AbstractConfining chemotherapy to tumour sites by means of active targeting nanoparticles (NPs) may increase the treatment effectuality while reducing potential side effects. Cubosomes are one of the next-generation drug delivery nanocarriers by virtue of their biocompatibility and bioadhesion, sizeable payload encapsulation and high thermostability. Herein, an active tumour targeting system towards rhabdomyosarcoma (RMS) cells was evaluated. Cubosomes were loaded with helenalin (a secondary metabolite from Arnica plants), which we have previously shown to induce apoptosis in RMS cells. The functionalization of the cubosomes was accomplished to enable binding to membrane receptors and translocation under a magnetic field. RMS cells overexpress CD44 and CD221 on their membrane surface and, therefore, hyaluronic acid (HA, a ligand for CD44) and antibodies (Abs) against CD221 were coupled to cubosomes via electrostatic attraction and the thiol-Michael reaction, respectively. Magnetization of the cubic phase NPs was achieved by embedding superparamagnetic iron oxide NPs (SPIONPs) into the cubic matrix.
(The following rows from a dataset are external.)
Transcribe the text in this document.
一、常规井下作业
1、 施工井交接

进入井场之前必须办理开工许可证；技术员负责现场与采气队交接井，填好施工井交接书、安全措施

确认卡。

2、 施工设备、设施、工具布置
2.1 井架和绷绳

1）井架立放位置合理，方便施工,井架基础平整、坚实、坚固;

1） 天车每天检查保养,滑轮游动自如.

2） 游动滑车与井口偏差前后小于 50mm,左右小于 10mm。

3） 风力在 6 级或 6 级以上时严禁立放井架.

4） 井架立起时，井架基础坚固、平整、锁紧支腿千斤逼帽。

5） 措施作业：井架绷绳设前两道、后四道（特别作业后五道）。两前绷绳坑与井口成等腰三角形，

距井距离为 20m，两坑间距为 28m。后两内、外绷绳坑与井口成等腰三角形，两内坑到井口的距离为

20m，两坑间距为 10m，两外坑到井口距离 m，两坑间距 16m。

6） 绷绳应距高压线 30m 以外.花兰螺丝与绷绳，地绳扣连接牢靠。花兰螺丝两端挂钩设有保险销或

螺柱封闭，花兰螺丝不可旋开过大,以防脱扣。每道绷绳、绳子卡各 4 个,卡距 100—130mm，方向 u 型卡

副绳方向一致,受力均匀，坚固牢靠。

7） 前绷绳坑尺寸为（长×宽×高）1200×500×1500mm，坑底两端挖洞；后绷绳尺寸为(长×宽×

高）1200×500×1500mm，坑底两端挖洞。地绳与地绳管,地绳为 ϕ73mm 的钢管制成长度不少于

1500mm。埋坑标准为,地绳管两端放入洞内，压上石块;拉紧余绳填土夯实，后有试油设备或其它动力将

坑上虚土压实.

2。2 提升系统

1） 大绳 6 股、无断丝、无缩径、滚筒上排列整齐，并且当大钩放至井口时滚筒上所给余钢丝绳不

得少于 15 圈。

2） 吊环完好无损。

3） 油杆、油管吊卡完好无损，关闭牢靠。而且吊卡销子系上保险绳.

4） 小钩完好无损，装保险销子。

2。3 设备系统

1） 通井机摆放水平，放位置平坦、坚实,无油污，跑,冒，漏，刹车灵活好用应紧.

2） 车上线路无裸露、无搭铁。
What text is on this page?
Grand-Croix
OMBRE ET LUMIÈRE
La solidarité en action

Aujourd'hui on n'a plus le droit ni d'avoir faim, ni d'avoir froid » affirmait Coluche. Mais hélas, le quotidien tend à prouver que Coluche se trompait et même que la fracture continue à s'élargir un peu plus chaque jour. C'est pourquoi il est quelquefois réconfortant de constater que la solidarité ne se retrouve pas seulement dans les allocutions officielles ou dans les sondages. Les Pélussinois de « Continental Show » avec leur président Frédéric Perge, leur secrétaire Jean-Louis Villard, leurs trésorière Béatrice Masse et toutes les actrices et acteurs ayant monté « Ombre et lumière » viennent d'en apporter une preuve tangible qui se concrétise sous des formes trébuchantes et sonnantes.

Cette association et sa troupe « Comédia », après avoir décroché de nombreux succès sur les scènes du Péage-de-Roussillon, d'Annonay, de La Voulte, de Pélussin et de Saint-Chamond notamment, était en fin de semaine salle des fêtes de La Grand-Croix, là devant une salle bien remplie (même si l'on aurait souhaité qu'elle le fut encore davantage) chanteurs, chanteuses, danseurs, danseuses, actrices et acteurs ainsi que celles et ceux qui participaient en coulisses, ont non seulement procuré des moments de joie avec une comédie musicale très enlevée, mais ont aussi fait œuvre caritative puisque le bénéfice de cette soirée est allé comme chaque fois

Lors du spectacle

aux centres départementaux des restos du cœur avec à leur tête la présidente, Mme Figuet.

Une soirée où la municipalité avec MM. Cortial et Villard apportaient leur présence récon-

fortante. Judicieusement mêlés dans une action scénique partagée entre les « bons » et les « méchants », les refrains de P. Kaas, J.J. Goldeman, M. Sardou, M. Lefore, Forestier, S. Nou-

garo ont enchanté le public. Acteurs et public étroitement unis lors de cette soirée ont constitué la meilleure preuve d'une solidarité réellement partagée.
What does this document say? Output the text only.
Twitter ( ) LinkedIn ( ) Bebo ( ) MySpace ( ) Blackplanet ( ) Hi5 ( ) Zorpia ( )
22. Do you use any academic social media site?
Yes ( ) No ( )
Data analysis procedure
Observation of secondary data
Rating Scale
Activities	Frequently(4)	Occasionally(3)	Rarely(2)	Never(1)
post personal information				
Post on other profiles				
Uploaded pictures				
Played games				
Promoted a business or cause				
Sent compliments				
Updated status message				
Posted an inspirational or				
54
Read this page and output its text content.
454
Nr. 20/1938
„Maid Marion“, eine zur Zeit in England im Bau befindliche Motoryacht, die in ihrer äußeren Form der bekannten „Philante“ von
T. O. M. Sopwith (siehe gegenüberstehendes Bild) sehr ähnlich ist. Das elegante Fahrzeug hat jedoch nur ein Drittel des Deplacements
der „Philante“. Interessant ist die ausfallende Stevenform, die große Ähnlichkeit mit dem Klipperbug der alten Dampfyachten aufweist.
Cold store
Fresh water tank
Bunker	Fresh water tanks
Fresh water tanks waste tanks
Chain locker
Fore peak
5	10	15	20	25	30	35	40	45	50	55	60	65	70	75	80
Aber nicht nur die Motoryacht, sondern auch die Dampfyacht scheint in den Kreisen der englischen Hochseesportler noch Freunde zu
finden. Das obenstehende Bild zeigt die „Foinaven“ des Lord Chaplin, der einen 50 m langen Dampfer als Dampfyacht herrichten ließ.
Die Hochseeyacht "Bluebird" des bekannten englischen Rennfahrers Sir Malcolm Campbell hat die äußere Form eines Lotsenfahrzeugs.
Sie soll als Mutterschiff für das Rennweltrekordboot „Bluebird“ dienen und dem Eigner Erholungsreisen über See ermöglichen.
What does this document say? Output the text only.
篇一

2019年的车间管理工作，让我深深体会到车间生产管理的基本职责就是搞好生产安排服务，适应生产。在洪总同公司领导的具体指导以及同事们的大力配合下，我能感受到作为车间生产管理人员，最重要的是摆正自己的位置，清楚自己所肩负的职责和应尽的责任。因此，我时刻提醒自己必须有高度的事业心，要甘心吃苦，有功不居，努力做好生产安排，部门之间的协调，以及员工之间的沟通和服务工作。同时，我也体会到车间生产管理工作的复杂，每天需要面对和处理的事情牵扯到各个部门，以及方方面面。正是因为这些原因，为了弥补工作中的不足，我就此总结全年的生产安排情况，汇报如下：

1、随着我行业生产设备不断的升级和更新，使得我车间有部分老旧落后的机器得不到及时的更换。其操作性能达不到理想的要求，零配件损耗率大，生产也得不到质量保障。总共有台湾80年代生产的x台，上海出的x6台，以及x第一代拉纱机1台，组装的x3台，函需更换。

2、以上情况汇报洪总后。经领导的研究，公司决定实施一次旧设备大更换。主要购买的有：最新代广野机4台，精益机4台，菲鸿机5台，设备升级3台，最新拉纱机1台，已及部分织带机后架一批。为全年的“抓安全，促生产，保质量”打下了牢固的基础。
Single-function and multi-function cubosomes had Im3m cubic phase structures with well-organized lattice patterns. Conjugation with 2% HA or anti-CD221 half Abs and/or 1% SPIONPs showed significantly higher uptake into RMS cells compared to unfunctionalized cubosomes. CD44 and CD221 directed magnetic (triple-function) cubosomes were capable of internalizing into RMS cells in an energy-independent mechanism. Helenalin-laden triple functionalized cubosomes showed limited impact on the viability of control fibroblast cells, while they induced a high degree cytotoxicity against RMS cells. Profound tumour cell death was observed in both two-dimensional (2D) culture and three-dimensional (3D) tumour spheroids.